This paper presents the results of a study on evaluation of liquefaction potential of ground along the alignment of power channel of a hydroelectric power project in the Uttar Pradesh State of India. Results of field Standard Penetration Test (SPT) and laboratory Cyclic Simple Shear Tests were used in the analysis for determining cyclic strength of the soil. SeedÕs Simplified Procedure was employed for evaluation of liquefaction potential. Based on the analysis carried out for different magnitudes of earthquake, it was concluded that the top soil is susceptible to liquefaction due to an earthquake of magnitude of 4.5 or more on Richter scale occurring at a distance of 25 km.


Tanakpur Hydroelectric Project is a run-of-the-river scheme across river Sarda and is located upstream of Banbassa barrage in Uttar Pradesh State of India. The 475m long barrage is located at Tanakpur. A 6387m long power channel takes off on the right bank of Sarda River. Soil investigations carried out for the power channel indicated Standard Penetration Test (SPT) values in the range of 3 to 5 up to a depth of about 3m in a predominantly fine silty sand. This type of soil was suspected to liquefy under earthquakes.

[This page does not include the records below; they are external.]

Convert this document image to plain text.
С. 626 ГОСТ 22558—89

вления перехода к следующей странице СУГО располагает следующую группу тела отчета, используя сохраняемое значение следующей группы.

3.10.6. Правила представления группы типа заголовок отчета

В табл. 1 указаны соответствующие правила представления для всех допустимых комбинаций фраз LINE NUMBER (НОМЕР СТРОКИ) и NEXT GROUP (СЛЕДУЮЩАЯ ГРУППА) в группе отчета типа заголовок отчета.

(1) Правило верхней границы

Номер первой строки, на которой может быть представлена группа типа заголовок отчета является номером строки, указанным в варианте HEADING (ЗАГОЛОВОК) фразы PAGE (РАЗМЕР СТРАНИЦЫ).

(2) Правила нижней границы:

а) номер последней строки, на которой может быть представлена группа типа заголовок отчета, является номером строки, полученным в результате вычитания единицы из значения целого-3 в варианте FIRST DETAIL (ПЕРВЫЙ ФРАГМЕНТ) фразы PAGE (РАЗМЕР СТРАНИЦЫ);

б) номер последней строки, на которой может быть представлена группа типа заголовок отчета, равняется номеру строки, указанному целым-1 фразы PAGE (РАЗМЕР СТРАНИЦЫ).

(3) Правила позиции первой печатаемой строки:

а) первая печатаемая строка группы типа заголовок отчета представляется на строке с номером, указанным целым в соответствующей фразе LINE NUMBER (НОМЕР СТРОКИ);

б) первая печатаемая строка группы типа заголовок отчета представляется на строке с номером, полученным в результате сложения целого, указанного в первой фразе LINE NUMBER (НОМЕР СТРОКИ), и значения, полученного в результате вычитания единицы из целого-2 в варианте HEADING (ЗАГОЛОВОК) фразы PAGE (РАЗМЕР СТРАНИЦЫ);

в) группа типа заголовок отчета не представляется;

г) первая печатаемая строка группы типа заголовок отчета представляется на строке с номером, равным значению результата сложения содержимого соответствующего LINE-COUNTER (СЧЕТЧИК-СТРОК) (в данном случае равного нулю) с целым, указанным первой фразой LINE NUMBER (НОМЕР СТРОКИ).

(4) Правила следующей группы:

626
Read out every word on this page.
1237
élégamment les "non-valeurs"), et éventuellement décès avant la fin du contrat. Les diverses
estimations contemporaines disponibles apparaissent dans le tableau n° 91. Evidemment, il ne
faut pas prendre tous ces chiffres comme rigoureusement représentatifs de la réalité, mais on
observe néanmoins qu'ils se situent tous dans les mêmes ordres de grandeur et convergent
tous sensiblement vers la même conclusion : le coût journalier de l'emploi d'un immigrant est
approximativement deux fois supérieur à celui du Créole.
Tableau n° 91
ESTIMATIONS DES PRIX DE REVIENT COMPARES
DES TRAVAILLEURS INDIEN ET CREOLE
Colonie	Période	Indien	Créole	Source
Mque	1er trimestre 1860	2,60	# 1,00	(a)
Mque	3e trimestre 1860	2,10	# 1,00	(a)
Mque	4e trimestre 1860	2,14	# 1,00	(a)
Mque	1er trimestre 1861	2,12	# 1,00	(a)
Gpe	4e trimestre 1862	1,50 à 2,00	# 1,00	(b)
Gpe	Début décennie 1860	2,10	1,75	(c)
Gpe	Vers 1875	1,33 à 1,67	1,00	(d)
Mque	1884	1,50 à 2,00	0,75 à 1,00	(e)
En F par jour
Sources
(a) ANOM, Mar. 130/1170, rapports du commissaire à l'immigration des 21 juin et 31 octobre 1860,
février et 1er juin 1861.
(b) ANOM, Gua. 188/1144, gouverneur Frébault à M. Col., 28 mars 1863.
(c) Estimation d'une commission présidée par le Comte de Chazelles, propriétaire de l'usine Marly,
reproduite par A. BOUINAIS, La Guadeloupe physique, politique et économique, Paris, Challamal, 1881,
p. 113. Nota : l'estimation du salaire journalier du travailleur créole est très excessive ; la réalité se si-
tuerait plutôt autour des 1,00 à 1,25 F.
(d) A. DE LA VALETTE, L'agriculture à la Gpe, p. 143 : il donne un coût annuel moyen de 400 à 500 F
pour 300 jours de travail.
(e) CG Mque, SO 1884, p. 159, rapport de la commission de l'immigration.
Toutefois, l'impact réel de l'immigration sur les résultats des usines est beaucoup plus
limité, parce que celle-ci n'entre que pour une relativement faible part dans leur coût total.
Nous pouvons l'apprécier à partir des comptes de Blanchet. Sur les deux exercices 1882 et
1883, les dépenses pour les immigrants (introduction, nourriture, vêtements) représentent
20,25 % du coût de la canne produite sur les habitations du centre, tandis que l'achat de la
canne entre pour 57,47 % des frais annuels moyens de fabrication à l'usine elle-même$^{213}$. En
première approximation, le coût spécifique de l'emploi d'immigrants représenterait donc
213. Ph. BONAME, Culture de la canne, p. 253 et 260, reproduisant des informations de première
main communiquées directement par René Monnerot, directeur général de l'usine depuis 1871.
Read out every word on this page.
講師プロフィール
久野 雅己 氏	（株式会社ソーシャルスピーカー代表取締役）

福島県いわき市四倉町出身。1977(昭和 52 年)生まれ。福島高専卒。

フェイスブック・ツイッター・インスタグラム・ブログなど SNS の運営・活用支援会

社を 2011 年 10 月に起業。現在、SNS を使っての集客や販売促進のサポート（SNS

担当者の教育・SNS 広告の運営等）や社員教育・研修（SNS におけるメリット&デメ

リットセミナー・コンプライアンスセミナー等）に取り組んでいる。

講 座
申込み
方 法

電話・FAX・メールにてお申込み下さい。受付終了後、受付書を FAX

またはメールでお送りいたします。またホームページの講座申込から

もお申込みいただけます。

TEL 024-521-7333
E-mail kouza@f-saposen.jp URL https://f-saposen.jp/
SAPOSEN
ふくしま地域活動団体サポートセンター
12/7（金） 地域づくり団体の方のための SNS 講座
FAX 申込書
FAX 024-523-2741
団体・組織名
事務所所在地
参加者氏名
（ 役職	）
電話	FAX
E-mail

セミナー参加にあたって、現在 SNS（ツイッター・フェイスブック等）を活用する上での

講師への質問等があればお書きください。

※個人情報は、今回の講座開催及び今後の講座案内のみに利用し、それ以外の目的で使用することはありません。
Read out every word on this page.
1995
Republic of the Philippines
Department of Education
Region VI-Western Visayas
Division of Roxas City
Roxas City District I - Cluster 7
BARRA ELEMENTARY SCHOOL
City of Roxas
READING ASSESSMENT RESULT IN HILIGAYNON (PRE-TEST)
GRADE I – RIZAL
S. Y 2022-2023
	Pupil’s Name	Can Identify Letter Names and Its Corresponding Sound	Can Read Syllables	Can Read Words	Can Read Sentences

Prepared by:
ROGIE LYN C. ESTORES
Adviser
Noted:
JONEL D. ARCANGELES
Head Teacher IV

A study was, therefore, undertaken to evaluate liquefaction potential of the soil to ascertain the threshold level of earthquake that could trigger liquefaction.


Field test data supplied by the project was in the form of SPT values obtained by conducting standard penetration tests at six locations on the natural ground along the alignment of power channel. The tests were carried out to different depths at each location. The maximum depth of investigations was 3.7m. The topsoil was found to be weak and the thickness of weak soil varied between 2.2m to 3.7m.